💡GemaX Solution & Architecture Overview
The GemaX Solution: Bridging Liquidity On-Chain
Having provided the market context and background of existing on-chain derivatives solutions, let's delve into the distinctive advantages of GemaX and its innovative intent-based approach. In summary, considering the broader perspective of the derivatives market: CEXs have liquidity but no security, and DEXs have security but no liquidity.
GemaX, with its intent-based architecture, solves the liquidity dilemma and can effectively “bridge” CEX liquidity on-chain through the solver network.

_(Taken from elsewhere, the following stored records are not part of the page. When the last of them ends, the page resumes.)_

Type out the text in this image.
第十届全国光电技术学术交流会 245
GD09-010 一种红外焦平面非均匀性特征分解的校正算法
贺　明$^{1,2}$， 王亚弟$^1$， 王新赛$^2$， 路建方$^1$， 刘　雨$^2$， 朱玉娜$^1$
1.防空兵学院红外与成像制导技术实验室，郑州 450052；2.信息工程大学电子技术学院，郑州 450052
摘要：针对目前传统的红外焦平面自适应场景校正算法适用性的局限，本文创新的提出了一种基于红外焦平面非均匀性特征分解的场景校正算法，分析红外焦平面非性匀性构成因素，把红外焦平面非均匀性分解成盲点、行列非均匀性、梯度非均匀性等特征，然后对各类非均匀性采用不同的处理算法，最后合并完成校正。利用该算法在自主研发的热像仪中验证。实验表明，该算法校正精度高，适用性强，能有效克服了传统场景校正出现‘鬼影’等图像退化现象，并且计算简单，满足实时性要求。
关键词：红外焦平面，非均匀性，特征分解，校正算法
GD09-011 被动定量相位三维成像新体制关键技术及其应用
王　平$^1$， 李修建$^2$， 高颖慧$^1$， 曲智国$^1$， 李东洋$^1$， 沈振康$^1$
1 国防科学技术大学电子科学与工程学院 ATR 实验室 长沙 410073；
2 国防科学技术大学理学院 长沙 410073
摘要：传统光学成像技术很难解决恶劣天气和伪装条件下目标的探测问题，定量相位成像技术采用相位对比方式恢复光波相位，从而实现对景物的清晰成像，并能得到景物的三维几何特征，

This approach gives traders the best of CEX trading:
Deep Liquidity
Seamless Execution
Tight Spreads
Low Fees
While execution on-chain provides traders the best of DEX trading:
No Trust Assumptions
Immutable Positions
Counterparty Insolvency De-risked
Permissionless access
In this way, GemaX solves for both liquidity and security with no compromise.
GemaX's Intent-Based Architecture and Order Flow
The conventional Request for Quote (RFQ) process starts when a trader indicates their desire to go long or short on a specific derivative contract at a designated price and size. Market makers then provide customized quotes tailored to the trader's request. The trader can assess the quotes and select the one that aligns best with their preferences. This personalized approach enhances the trading experience and contributes to more effective price discovery.
GemaX introduces a novel approach to this process by continuously streaming quotations in advance, showcasing the best available quote at any given moment. Consequently, users are automatically presented with the optimal price quotation, empowering them to make well-informed trades. This eliminates the cumbersome and intricate procedures associated with traditional RFQ systems, facilitating a swift and efficient trading experience for users.
With this crucial innovation, GemaX is an entirely new type of intent-based exchange: an “automatic market for quotations” (AMFQ) exchange.
Upon reaching GemaX, a trader inputs the specifics (intent) of their desired trade, such as going long on 1 BTC with 10x leverage.
The solver (market maker) promptly generates an offer through GemaX, outlining the conditions for the trade, including price, slippage, fees, funding rates, collateral, etc. This process occurs automatically and in real-time, with no capital commitment from the solver at this stage.
Subsequently, all the pre-agreed conditions required to initiate a trade are streamed to the trader as a "quote," empowering them to decide whether to execute the trade. This streamlining eliminates a crucial and intricate step in the RFQ process, where bids are received and evaluated to choose the most favorable one. GemaX automates this procedure, delivering the best quote to the user instantly. Consequently, GemaX operates not as a conventional RFQ exchange but rather as an Automatic Market for Quotations (AMFQ) exchange.
Note: Steps 1 - 3 happen off-chain through the GemaX exchange.
Upon being content with the trade conditions, the trader submits a "Request to Trade" to the solver, accompanied by the locking of their necessary collateral.
The solver reviews the request and decides whether to accept it, committing an equivalent collateral into the contract.
This establishes a "bilateral agreement" between the solver and the trader—a self-contained and entirely symmetrical contract. Depending on the price movement of the position, one party becomes obliged to compensate the other party for the Profit and Loss (PnL). This bilateral agreement remains in effect indefinitely until either (1) the trader decides to close the position or (2) one of the parties undergoes liquidation, an automatic process triggered by a neutral third party based on margin health.
Note: Steps 4 - 6 happen on-chain where the quotation and bilateral agreement live.
The solver has the option to "hedge" their position exposure (in this scenario, being long 1 BTC) through various sources such as a centralized exchange (CEX), another decentralized exchange (DEX), an over-the-counter (OTC) desk, non-linear options, or even spot holdings. The solver can also net his positions with other positions or with other solvers in the network (future implementation).
Note: Step 7 occurs off-chain, and the solver is entirely accountable for overseeing their hedging strategy. Since the collateral is secured within the Bilateral Agreement and completely insulated from external influences, users are not required to make any trust assumptions regarding the solvency of the solver on the blockchain.
This groundbreaking architecture fundamentally transforms the functioning of on-chain derivatives, presenting numerous distinctive advantages and solutions to prevailing issues as outlined in The Advantages of GemaX.